L’Observatoire astronomique a fonctionné de manière intensive durant le confinement
L'observatoire astronomique de l’UNamur, la nuit : on peut voir les instruments à l'avant-plan et les 4 étoiles qui forment le chariot de la Grande Ourse, au-dessus des télescopes.
André Füzfa est professeur au Département de mathématique (Faculté des sciences). Il donne cours d’astronomie, notamment, aux étudiants de blocs 2 et 3 ainsi qu’aux masters en mathématique et en physique. Il revient pour nous sur le déroulement de ses cours et sur le fonctionnement de l’observatoire durant le confinement.
Au début de la crise, comment avez-vous accueilli l’annonce de l’enseignement à distance ? Comment vous êtes-vous organisé ?
J'appréhendais (à raison) que les étudiants aient beaucoup plus de mal à suivre notre enseignement à distance que l'université à l'organiser.

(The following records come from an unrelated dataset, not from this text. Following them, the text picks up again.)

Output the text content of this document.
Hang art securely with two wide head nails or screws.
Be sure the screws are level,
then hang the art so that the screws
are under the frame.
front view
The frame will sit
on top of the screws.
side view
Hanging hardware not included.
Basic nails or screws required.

Il fallait prendre la mesure de la bifurcation qu'a représentée la mise en confinement, ce qui impliquait des renoncements comme celui d'évaluer les compétences de restitution des étudiants. Mais cet enseignement à distance est aussi une aubaine pour développer les facultés d'auto-apprentissage et de réflexion personnelle des étudiants. C'est pourquoi j'ai basculé mon cours principal de ce quadrimestre vers un mode d’évaluation continue, en décidant dès la mi-mars de remplacer les examens de juin du cours par une série de devoirs et un suivi personnalisé des étudiants. De plus, cette solution permettait d'alléger une session de juin qui s'annonçait difficile tant pour les étudiants que pour nos infrastructures d'enseignement à distance. Mais tous les cours ne se prêtent pas hélas à cette formule. Le cours d'astronomie par exemple, requiert de pratiquer... ce qui n'est pas possible sur place. Heureusement, l'observatoire était déjà bien opérationnel pour des utilisations à distance.
Vous donnez des cours d’astronomie, et vous utilisez de ce fait le nouvel observatoire de l’UNamur. Comment se sont déroulés les cours à distance durant le confinement ?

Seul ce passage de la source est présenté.